Posted on September 12, 2013 at 8:28 PM

Updated Thursday, Sep 12 at 10:19 PM

LORENA, Texas -- A domesticated dove, lost during the aftermath of the West explosion, has found its way back home in what some might call a miraculous fashion.

The dove belongs to Carloyn Pustejovsky, the mother of fallen West Volunteer Firefighter Joey Pustejovsky.

Pustejovsky says she kept a number of white doves at her home before it was destroyed by the West Fertilizer Co. blast last April. She’s only been able to recover one until now.

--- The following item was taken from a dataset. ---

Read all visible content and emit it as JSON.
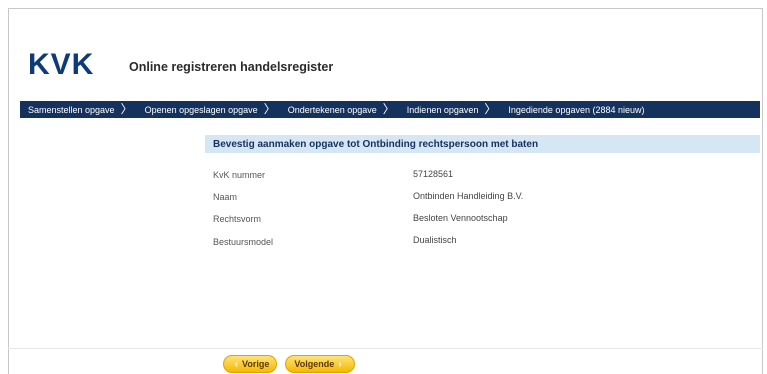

On Tuesday, Pustejovsky was phoned by Lorena farm owner Pat Kultgen. Kultgen claimed to have rescued one of Pustejovsky’s doves and wanted to arrange a meeting,

“I was on the farm and this white dove landed inside one of my barns,” Kultgen said. “It was white, tame, and seemed to have had its wings clipped. This led me to believe it belonged to someone, so I began calling around looking for area dove breeders.”

Kultgen’s research led her to Pustejovsky, who seems to be one of the few domesticated breeders in the area.

“When the explosion happened, I just thought they were all gone," Pustejovsky said. "But then I got a phone call this week at work from Ms. Kultgen and she said, ‘I have your dove.’ I said ‘what?’”

Doubts circulated in Pustejovsky’s mind as to if this was even her dove.

After all, nearly five months have passed since the explosion; the farm is an estimated 31 miles away and dove season is in full swing.

But after meeting Kultgen and seeing the dove in person, Pustejovsky says she knew it was one of hers.

“I don't know how to describe it when I saw him, for some reason I knew it was one of mine in my heart,” Pustejovsky said. "When Ms. Kultgen called me I was praying to my son, asking him to just give me a sign to let us know things will be OK."

“I think it's a sign of hope that everything is going to be OK, and that Joey is watching over us," Pustejovsky said.

Kultgen shares the same sentiment.

“It’s a God thing, we found one another so fast,” Kultgen said. “This is hope, bottom line it's hope for that community."